Cuidando deum altar, cuidando da sua vida
Altares são como as nossas vidas. Eles exigem atenção e cuidado para se manterem vivos e vibrantes. Quando negligenciamos nossos altares, assim como quando negligenciamos nossas vidas, eles se tornam sem energia e enfadonhos. Então, quando estamos cuidando de nossos altares pessoais, estamos na realidade cuidando de nós mesmos. Eu uso meu altar pessoal no meu quarto no City Center para refletir sobre o estado da minha vida de prática. Eu gosto de colocar itens pessoais no meu altar, como fotos da minha família e amigos, notas, cartões, presentes e objetos da natureza. Para mim, isso ilustra que não estou praticando sozinho, mas no contexto da minha vida no mundo. Quando se acumula confusão no meu altar, eu aproveito o momento para renovar minha intenção e estreitar o que é importante para mim agora.
De uma maneira similar, cuidar dos nossos altares pessoais é como cuidar de nossas vidas, cuidar dos altares em nosso templo é uma manifestação de cuidado com nossa sangha. Em quase todos os cômodos que você entra no City Center, você encontrará um altar. Quando negligenciamos esses altares públicos, estamos negligenciando nossa vida na Sangha – e quando dedicamos tempo para manter cuidadosamente sua aparência e limpeza, estamos trabalhando para a saúde espiritual da comunidade.
Em nossa linhagem de Zen, temos quatro itens principais em nossos altares. Um arranjo de flores ou verdes, uma vela, incenso / fragrância e uma estátua (normalmente o Buda ou um bodhisattva). Organizamos os itens de uma maneira que foque nossa atenção. Não vai funcionar apenas colocar a vela no altar e ir embora. Os itens devem ter uma relação específica entre si, e isso requer que estejamos no momento com esses objetos para alinhá-los.
A foto acima é do altar da nossa cozinha, onde você pode ver esses quatro elementos. Eles são organizados em uma espécie de formato de diamante, com a estátua elevada centralizada ao fundo. O arranjo fica à esquerda, em um vaso opaco e não de vidro, e nunca deve ser mais alto que a estátua. A vela está à direita, também abaixo da estátua, e a fragrância está no centro da frente.
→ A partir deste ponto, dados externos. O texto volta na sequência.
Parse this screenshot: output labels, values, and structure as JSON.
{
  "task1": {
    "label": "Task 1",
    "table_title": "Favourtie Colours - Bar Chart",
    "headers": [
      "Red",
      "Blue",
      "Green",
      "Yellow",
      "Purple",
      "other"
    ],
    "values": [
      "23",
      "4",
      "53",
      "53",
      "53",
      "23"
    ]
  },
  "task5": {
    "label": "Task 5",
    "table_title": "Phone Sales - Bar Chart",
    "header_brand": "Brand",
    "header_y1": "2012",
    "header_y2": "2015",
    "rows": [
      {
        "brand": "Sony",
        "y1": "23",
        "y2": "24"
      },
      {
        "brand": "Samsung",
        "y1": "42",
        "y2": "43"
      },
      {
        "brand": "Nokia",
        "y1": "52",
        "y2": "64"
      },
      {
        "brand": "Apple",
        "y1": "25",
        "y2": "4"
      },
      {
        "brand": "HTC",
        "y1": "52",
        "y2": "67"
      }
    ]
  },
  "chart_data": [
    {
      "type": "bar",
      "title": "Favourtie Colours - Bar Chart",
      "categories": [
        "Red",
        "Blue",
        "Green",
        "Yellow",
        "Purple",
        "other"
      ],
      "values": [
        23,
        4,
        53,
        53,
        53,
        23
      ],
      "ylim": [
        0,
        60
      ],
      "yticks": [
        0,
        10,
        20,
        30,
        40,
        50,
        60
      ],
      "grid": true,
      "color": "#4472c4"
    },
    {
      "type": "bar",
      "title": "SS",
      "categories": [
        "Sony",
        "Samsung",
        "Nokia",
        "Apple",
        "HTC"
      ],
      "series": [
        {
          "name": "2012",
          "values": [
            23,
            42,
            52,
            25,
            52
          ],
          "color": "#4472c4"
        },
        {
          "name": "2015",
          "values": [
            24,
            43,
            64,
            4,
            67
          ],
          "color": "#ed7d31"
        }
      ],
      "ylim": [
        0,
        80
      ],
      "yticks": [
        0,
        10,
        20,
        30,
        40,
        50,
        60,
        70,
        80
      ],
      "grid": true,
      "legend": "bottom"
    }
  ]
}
Embora um incensário seja um aspecto comum em um altar, para aumentar a acessibilidade no City Center, não queimamos incenso para garantir que o espaço seja livre de fumaça. Em vez disso, colocamos pétalas de flores secas em uma tigela cheia de água, com a mesma intenção.
Da próxima vez que você estiver em um templo Zen , recomendo que você dê uma olhada no que compõe os diferentes altares que você vê. Nós temos muitas variações em nossos três centros de prática e estudar as semelhanças e diferenças é uma grande oportunidade para refletir sobre o que os altares significam para você e qual o papel que eles desempenham em sua prática. Se você tem um guia de prática ou professor, isso pode ser um valioso tópico de investigação e exploração.